Qualidade metodológica dos estudos incluídos
Avaliamos a qualidade dos estudos incluídos utilizando a lista de verificação do sistema de pontuação de 10 pontos da Abordagem Colaborativa para Meta-Análise e Revisão de Dados Animais de Estudos Experimentais (CAMARADES), aplicável a estudos pré-clínicos. Um ponto foi atribuído para cada critério de qualidade. A qualidade de todos os estudos foi avaliada de forma independente por dois revisores. Conforme mostrado na Tabela Suplementar S2, a pontuação de qualidade dos estudos incluídos variou de 7 a 9 de um total possível de 10 pontos. A maioria dos estudos relatou a randomização dos animais em grupos de tratamento, mas não mencionou o método de randomização. Todos os estudos foram publicados em periódicos revisados por pares e declararam o potencial conflito de interesses ou fontes de financiamento. No entanto, nenhum dos estudos relatou avaliação cega dos desfechos e nenhum dos estudos descreveu o método para calcular o tamanho da amostra.
Meta-análise
Os resultados para o desempenho cognitivo estão resumidos na Tabela 1 e na Figura 3. O modelo de efeitos aleatórios com variância inversa foi adotado para gerar gráficos de floresta dos tamanhos de efeito com o teste de Hedges' g. O Hedges' g foi utilizado devido à natureza heterogênea dos estudos pré-clínicos e para considerar vieses antecipados. A análise incluiu os dados de 248 animais controle normais e 280 animais submetidos ao tratamento com R. officinalis (apenas dose máxima). A Figura 3 ilustra o tamanho do efeito (DMP, Hedges' g) e IC95% para cada uma das 22 comparações dos 15 estudos selecionados. Um grande efeito positivo de R. officinalis no desempenho de roedores normais (g médio e IC95%: 1,19 [0,74, 1,64]) foi encontrado entre os estudos, sendo estatisticamente significativo (Z=5,21, P<0,00001), indicando melhora da memória em roedores intactos devido à administração de R. officinalis.

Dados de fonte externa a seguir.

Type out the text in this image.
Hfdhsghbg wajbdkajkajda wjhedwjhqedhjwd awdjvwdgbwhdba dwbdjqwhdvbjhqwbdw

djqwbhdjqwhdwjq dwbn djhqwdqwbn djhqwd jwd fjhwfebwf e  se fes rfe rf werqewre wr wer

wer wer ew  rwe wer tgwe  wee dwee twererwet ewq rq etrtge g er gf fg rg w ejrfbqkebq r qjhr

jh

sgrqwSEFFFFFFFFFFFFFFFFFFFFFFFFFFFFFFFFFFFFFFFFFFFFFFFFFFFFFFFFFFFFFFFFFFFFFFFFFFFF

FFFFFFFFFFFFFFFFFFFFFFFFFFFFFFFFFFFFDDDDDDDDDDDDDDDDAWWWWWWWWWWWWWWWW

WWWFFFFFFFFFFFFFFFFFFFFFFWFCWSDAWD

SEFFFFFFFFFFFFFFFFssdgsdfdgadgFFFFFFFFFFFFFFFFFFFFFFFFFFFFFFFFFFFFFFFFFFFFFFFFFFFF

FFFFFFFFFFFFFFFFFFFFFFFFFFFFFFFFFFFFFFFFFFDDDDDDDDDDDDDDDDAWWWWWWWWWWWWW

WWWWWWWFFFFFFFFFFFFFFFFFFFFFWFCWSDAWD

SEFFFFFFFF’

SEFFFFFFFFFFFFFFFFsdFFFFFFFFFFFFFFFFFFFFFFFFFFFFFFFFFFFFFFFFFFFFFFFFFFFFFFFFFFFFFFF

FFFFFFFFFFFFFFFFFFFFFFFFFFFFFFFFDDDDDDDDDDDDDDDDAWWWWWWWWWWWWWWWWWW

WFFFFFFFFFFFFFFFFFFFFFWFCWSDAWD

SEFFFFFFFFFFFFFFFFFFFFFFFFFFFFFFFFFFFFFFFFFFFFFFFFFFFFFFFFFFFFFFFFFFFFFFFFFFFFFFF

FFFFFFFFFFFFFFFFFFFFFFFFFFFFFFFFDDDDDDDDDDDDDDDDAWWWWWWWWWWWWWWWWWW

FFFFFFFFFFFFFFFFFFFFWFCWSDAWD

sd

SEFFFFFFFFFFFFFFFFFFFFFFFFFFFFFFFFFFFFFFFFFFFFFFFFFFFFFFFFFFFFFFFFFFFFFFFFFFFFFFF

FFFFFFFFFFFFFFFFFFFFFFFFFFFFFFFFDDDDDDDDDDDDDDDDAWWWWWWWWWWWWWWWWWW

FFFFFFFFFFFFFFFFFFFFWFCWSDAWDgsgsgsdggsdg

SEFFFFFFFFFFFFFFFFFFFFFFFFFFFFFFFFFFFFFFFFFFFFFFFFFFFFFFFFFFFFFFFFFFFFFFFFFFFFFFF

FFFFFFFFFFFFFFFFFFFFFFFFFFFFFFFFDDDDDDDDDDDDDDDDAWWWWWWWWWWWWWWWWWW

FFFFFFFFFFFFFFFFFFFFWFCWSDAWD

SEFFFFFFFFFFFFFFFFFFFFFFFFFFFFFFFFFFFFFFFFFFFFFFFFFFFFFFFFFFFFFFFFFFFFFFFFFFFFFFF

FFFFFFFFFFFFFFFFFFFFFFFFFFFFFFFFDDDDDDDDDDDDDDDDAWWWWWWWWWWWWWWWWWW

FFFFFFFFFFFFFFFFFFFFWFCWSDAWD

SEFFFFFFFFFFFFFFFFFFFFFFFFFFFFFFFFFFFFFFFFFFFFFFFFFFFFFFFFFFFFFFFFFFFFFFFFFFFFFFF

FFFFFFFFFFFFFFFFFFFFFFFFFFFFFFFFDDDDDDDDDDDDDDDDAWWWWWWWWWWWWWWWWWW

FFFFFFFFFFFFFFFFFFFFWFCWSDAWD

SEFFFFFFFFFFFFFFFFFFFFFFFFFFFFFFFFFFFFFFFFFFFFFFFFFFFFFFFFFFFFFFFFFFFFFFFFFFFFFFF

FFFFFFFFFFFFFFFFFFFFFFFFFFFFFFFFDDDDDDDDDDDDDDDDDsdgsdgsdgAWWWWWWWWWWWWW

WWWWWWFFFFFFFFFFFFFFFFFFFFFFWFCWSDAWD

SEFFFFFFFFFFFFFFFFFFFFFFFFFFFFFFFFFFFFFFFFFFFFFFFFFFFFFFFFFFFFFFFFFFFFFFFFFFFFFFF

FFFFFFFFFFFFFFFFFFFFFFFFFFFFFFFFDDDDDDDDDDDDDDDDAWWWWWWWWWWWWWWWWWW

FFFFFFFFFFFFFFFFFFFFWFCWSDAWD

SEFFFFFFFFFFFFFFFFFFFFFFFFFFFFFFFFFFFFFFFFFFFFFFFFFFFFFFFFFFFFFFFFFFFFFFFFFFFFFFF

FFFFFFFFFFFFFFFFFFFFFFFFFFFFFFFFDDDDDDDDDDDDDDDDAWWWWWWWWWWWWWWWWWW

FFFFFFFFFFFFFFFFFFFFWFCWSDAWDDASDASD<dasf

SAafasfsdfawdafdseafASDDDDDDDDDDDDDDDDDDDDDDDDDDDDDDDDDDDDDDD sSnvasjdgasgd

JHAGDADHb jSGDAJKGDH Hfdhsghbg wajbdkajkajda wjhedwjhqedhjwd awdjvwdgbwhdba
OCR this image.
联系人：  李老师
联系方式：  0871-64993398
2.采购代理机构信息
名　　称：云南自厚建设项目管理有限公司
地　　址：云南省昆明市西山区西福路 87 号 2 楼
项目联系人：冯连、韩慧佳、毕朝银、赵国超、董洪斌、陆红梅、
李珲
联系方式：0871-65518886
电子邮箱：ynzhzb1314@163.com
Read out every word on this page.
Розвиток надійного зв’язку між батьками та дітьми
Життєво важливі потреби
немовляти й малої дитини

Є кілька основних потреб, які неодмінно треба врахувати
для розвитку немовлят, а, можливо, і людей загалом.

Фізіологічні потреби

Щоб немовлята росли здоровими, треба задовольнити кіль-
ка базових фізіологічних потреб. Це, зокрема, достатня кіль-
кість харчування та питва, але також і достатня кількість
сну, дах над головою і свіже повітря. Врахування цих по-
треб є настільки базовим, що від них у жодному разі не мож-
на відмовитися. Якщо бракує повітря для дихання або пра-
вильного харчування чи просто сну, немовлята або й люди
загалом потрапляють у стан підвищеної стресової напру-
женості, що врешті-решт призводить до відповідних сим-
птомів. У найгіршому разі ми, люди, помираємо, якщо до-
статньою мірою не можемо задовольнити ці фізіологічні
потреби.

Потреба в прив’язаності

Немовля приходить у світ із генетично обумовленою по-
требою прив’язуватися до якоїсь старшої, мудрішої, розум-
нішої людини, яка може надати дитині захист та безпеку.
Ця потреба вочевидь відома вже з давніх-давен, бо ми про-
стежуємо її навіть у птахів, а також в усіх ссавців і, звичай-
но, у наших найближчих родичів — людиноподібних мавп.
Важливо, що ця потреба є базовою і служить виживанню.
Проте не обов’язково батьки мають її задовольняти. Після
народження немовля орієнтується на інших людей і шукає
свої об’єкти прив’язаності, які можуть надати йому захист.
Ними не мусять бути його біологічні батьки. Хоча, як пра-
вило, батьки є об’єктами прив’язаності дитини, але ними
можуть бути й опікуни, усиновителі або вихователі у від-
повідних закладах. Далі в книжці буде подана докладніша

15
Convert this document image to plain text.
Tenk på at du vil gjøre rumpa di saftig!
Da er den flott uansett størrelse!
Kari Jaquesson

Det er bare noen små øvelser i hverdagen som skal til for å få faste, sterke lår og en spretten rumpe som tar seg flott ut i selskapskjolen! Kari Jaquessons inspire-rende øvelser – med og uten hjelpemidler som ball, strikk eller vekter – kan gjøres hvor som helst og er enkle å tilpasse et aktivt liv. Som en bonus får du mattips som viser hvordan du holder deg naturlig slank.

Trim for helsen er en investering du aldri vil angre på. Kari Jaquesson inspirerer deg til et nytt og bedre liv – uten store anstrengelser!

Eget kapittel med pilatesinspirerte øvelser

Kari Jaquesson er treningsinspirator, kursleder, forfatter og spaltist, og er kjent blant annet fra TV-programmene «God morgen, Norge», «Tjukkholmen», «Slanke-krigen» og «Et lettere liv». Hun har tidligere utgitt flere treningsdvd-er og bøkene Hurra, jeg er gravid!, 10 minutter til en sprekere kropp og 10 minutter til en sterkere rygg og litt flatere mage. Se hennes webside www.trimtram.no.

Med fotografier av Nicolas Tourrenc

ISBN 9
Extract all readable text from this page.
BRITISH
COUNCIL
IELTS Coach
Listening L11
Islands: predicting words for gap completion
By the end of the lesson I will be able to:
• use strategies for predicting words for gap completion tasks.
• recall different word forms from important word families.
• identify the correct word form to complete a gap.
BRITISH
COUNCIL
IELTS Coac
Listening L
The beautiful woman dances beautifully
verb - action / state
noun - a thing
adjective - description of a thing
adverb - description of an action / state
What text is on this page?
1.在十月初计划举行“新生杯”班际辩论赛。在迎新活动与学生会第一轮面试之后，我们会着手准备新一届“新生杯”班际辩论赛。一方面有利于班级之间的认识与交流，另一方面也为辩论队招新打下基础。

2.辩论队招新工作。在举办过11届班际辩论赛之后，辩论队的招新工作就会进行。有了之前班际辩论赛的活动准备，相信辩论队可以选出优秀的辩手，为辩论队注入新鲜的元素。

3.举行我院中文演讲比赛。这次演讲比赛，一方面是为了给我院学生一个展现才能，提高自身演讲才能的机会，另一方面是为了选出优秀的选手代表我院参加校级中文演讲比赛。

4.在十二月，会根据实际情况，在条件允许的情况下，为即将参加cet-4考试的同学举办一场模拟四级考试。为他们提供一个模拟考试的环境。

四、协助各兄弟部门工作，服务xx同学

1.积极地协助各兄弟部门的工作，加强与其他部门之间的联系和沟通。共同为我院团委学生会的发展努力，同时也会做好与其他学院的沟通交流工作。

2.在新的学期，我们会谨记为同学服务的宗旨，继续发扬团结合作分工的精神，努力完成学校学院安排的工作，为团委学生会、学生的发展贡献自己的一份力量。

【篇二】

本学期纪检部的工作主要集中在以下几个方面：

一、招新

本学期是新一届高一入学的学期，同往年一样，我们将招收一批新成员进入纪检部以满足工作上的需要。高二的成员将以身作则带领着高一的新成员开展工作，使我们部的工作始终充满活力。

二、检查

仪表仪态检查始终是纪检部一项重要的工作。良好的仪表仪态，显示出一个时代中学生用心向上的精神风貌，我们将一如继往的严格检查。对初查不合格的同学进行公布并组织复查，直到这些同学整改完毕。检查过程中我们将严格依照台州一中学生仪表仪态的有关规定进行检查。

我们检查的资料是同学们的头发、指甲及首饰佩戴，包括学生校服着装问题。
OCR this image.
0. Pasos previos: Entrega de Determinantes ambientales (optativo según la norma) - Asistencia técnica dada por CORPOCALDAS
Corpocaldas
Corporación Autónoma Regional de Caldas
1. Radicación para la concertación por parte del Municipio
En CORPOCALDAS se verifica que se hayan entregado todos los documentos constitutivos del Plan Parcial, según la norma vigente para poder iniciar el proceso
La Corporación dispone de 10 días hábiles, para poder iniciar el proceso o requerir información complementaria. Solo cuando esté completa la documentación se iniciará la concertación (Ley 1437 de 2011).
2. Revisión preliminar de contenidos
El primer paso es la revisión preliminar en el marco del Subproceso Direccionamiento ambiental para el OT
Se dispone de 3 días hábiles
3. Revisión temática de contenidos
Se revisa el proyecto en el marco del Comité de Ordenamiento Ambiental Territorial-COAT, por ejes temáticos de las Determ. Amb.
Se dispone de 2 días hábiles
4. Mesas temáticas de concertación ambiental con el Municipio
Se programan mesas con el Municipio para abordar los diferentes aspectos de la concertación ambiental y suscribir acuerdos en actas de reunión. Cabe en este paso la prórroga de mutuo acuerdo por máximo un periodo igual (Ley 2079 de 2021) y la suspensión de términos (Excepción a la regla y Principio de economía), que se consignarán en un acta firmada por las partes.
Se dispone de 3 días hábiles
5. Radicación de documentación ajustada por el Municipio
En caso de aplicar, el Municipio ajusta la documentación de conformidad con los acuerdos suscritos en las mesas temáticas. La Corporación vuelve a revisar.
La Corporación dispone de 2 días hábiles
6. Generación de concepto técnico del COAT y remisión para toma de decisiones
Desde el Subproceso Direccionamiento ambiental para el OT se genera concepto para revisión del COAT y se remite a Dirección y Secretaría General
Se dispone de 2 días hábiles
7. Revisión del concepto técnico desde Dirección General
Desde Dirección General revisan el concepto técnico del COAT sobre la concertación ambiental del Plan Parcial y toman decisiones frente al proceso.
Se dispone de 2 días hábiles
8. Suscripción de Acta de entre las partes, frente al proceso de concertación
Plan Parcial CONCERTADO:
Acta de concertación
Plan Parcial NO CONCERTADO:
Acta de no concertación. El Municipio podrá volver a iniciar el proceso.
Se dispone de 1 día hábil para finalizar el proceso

Uma avaliação visual dos resultados sugeriu variabilidade entre os estudos, e as estimativas pontuais do efeito do tratamento da maioria dos estudos estavam no mesmo lado da linha de efeito nulo, mas não se sobrepunham, indicando diferença na magnitude do efeito do tratamento entre os estudos. O IC para o efeito do tratamento de cada estudo (linhas horizontais) se sobrepôs, mas os limites superior e inferior do IC não se alinharam consistentemente em um eixo vertical, indicando diferenças no efeito do tratamento populacional entre os estudos, sugerindo a presença de heterogeneidade significativa (chi2=91,40, df=21, P=000001, I2=77%). As Figuras 4 e 5 representam os gráficos de floresta dos tamanhos de efeito para o efeito de R. officinalis em animais normais e com comprometimento cognitivo, respectivamente. A Figura 4 mostra os resultados de 12 estudos que incluíram os dados de 125 animais controle normais e 141 animais submetidos ao tratamento com R. officinalis (apenas dose máxima). A estimativa geral indica um efeito positivo de R. officinalis no desempenho dos animais controle normais (g médio e IC95%: 0,57 [0,19, 0,96], P<0,004]. Da mesma forma, a Figura 5 mostra os resultados de 10 estudos que incluíram os dados de 103 animais com comprometimento cognitivo e 119 animais com comprometimento cognitivo submetidos ao tratamento com R. officinalis (apenas dose máxima). A estimativa geral para os animais com comprometimento tratados foi mais forte (g médio e IC95%: 1,93 [1,14, 2,72], Z=4,79, P<0,0001) do que para os animais normais tratados.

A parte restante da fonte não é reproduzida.